1.4 Rights

A ZENworks administrator’s rights control which administrative tasks he or she can perform in the Management Zone. There are 23 categories of rights:

Administrator

Discovery

Policy

User Source

Bundle

Document

Remote Management

ZENworks User Group

Contract Management

Inventoried Device

Sharing

Zone

Credential

LDAP Import

Subscriptions

Inventory Report

Deployment

License Management

System Update

Asset Management Report

Device

Location

User

 

Each rights category contains multiple rights that provide granular control of administrative tasks related to the category. For example, the Bundle Rights category includes the following rights:

View Leaf

Modify Group Membership

Author

Assign Bundles

Modify Groups

Modify Folders

Publish

View Audit Logs

Create/Delete Groups

Create/Delete Folders

Modify Settings

View Audit Events

Each right has two settings: Allow and Deny. Depending on the setting that is selected, the administrator is either allowed to perform the administrative task controlled by the right or not allowed to perform the task.

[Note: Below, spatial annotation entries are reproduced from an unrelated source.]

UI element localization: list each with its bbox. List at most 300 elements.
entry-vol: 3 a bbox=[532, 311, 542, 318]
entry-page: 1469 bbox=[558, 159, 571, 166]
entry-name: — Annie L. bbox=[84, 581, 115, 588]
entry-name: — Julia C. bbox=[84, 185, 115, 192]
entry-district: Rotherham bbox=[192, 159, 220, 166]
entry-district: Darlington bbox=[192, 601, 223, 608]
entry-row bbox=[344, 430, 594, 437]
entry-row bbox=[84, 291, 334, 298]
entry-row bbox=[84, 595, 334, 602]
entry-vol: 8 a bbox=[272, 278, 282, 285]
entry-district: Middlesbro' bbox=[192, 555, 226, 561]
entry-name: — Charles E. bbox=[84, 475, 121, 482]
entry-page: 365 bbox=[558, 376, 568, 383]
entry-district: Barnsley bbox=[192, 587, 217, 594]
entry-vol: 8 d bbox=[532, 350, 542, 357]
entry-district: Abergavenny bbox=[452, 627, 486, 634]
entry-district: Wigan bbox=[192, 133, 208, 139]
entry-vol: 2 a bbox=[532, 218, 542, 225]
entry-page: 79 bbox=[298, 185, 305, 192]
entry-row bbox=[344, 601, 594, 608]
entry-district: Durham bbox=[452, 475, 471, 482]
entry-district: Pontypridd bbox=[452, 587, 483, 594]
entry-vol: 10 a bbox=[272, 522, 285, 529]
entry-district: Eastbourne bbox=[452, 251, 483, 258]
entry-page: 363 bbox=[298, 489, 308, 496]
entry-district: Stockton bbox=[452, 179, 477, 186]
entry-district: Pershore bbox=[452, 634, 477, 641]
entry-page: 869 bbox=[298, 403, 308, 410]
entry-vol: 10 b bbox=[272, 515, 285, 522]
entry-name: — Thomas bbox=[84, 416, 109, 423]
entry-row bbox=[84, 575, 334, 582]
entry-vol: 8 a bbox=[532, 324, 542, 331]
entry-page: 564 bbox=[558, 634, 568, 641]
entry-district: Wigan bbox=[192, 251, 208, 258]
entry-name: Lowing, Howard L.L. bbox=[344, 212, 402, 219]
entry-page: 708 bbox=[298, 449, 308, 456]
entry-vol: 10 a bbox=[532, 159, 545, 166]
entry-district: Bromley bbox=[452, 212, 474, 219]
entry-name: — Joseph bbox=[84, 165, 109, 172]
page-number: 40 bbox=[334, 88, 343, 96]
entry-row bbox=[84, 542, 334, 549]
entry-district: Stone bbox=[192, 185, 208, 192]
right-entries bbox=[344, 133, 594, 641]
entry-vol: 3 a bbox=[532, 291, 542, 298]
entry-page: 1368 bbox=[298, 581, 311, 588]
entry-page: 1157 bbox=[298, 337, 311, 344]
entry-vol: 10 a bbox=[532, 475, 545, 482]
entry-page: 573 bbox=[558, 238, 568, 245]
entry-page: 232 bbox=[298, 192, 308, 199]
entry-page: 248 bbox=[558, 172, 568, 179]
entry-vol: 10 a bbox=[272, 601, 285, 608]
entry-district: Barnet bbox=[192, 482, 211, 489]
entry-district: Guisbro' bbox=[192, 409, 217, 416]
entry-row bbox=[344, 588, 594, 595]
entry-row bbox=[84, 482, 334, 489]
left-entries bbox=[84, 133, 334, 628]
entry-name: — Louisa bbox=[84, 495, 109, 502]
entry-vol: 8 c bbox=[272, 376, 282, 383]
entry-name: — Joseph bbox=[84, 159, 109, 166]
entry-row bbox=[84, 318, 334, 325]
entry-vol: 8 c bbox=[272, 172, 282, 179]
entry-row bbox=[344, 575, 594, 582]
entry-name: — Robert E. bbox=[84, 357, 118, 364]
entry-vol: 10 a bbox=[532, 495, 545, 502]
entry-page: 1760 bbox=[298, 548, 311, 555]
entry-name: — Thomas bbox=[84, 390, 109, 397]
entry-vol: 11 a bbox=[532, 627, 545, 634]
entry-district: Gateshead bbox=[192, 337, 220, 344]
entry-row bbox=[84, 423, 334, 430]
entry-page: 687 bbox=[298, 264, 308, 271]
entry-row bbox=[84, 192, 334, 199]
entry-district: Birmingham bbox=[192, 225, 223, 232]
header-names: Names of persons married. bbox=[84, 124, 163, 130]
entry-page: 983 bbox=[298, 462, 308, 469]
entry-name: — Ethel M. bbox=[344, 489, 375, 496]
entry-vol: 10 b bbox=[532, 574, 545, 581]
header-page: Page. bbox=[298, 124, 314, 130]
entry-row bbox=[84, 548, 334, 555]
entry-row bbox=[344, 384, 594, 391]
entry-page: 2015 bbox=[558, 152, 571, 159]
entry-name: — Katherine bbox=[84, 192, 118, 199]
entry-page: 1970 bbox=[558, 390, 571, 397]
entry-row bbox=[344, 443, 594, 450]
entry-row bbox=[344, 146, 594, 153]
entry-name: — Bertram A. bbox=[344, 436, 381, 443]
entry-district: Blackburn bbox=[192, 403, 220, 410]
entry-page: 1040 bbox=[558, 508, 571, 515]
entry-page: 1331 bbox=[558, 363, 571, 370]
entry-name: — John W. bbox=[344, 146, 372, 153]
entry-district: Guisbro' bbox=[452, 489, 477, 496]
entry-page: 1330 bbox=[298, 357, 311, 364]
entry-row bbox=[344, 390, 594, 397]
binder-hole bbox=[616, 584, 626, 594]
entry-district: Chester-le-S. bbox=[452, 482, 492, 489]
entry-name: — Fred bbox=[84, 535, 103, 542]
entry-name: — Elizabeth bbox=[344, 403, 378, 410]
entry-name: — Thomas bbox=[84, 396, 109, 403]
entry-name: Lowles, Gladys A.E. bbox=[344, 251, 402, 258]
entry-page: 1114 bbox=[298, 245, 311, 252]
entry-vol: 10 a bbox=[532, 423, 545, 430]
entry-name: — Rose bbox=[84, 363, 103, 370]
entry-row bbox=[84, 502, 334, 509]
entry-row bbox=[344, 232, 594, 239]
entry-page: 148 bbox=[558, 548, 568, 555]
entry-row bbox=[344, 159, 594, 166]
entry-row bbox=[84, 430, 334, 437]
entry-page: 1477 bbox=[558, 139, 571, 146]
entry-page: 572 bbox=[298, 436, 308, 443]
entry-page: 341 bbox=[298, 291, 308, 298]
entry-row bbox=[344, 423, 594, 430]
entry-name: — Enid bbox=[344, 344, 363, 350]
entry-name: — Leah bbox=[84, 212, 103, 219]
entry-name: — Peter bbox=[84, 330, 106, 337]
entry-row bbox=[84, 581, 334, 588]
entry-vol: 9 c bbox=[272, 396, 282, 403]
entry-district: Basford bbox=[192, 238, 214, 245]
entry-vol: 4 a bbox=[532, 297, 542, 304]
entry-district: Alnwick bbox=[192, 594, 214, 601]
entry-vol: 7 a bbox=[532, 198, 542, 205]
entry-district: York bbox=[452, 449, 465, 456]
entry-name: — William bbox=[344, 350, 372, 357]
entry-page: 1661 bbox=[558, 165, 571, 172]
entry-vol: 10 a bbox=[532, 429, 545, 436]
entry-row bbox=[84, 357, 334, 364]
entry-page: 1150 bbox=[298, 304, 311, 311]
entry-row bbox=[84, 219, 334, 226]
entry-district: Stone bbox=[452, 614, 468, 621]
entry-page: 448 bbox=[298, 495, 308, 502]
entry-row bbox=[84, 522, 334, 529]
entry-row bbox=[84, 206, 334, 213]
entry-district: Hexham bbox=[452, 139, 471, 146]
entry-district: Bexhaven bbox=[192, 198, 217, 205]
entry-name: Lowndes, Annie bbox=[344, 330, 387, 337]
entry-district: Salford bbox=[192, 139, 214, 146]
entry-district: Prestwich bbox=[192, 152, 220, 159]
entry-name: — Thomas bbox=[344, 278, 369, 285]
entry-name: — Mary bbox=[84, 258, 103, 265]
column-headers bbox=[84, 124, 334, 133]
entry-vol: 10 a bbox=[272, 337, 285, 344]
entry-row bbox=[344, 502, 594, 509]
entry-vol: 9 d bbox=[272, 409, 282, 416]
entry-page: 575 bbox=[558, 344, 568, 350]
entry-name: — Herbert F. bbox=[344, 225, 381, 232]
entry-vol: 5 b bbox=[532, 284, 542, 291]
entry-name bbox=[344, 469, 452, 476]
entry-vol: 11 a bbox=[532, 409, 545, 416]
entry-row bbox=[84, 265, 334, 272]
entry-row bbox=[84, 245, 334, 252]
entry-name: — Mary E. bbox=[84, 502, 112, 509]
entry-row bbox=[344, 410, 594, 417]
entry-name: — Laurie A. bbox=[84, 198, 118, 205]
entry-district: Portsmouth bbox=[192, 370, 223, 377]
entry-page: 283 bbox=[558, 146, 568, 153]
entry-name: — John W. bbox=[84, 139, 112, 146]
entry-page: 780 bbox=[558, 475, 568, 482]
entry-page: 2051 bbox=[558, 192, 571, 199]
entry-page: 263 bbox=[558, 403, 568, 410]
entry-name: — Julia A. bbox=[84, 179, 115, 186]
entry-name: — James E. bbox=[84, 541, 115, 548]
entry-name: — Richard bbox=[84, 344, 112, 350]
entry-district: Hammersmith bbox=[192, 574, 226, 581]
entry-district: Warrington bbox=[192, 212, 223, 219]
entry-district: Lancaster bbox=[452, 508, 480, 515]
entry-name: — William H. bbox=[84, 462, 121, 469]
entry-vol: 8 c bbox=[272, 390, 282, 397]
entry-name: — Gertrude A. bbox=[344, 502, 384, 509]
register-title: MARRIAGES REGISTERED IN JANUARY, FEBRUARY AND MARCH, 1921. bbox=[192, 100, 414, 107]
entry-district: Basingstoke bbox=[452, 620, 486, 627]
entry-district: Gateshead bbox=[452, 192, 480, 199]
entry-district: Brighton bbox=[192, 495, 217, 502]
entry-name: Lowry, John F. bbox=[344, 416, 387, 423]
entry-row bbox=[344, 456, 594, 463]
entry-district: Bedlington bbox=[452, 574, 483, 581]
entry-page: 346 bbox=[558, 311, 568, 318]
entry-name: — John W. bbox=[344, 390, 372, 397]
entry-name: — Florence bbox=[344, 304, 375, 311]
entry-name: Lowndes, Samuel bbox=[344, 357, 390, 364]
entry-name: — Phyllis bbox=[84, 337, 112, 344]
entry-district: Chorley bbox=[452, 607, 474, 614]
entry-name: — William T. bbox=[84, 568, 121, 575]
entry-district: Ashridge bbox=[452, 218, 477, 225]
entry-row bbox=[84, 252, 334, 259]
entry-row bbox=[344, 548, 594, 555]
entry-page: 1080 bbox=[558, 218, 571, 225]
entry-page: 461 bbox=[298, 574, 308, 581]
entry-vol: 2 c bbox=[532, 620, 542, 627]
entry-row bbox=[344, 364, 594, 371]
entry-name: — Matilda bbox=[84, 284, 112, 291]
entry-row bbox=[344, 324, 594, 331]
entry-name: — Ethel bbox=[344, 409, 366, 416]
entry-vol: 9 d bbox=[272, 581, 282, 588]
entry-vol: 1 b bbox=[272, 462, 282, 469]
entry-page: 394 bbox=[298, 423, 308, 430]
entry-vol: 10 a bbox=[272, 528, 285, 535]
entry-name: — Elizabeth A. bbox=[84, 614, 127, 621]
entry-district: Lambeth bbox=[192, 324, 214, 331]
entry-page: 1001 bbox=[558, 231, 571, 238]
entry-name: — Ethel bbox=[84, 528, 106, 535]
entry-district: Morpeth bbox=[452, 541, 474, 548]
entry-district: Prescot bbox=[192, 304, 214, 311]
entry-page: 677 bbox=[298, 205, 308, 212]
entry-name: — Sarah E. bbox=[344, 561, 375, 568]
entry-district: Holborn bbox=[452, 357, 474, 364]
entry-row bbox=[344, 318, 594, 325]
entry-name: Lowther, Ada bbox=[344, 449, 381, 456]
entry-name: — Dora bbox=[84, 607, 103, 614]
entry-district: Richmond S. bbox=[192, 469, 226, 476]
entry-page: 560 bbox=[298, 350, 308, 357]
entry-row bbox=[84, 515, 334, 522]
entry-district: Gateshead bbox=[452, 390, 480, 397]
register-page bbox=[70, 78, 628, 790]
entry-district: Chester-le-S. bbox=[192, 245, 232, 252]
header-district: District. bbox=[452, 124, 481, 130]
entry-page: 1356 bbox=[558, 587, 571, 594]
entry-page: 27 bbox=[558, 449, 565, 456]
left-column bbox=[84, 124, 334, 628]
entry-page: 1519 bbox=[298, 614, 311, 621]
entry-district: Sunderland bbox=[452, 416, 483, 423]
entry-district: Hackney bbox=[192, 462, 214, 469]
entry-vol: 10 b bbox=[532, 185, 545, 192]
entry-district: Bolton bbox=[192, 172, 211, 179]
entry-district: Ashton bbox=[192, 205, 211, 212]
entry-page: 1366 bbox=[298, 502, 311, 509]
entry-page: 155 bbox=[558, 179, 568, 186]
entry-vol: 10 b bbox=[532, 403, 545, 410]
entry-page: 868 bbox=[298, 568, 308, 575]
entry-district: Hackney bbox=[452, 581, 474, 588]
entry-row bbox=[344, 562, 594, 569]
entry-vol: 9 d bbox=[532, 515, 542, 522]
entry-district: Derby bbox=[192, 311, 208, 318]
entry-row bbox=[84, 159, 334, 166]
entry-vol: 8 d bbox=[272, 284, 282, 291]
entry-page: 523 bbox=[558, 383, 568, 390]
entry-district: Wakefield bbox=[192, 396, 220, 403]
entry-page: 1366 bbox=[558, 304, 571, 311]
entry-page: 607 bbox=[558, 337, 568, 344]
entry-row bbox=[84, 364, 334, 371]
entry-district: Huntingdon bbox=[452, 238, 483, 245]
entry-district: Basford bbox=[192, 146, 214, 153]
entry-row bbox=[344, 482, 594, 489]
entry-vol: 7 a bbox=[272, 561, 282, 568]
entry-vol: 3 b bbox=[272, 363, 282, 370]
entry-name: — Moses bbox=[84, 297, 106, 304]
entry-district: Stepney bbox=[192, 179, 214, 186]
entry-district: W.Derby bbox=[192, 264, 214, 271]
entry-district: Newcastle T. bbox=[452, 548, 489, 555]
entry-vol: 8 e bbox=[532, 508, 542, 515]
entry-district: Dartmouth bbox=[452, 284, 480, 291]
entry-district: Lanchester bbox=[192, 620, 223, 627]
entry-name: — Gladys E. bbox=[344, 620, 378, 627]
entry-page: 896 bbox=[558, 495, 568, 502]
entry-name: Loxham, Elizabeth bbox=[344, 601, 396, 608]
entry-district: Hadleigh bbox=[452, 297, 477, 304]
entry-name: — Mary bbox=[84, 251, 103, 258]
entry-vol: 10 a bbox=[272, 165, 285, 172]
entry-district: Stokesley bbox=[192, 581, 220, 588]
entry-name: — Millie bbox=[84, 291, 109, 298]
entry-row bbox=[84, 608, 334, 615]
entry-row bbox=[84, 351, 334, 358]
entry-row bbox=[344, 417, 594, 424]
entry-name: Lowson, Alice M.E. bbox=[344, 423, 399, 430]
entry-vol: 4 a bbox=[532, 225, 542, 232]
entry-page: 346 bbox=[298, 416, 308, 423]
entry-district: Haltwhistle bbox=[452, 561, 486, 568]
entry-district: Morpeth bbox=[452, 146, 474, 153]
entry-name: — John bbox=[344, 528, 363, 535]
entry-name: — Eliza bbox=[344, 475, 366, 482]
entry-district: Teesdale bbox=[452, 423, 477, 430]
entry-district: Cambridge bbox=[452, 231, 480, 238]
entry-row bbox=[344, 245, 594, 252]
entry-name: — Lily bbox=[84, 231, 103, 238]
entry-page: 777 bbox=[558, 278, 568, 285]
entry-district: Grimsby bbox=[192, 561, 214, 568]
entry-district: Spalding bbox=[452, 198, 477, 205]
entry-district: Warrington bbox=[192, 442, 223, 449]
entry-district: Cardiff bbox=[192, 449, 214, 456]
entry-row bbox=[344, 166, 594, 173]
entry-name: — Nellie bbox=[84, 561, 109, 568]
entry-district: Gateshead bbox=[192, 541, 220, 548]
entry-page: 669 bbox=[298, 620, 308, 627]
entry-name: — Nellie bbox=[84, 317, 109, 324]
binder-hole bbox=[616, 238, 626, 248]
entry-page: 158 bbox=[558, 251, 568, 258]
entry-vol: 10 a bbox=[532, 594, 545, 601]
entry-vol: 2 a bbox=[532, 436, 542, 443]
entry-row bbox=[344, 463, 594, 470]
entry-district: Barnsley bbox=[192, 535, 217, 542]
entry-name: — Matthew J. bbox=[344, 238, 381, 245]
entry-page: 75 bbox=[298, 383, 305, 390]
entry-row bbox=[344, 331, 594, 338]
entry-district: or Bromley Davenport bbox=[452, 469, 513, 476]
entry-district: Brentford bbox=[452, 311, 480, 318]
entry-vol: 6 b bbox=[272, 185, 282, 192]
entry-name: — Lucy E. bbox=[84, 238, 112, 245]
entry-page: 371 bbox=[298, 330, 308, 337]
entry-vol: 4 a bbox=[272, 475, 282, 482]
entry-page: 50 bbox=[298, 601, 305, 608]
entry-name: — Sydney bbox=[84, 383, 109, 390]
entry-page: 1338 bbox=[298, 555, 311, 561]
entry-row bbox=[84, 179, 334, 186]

When you assign rights, you assign the entire rights category and specify the context in which the rights applies. For example, when you assign the Bundle Rights, you would configure each individual bundle right setting (Assign Bundles, Author, Publish, and so forth) to either Allow or Deny, and then specify the context to which the rights apply. In the case of Bundle Rights, the rights could be applied to the Bundles root folder or to any subfolders within the root folder. Some rights, such as Administrator Rights and Discovery Rights, apply only to the Management Zone, so their contexts are automatically set to zone.

For detailed descriptions of all rights, see Section 7.0, Rights Descriptions.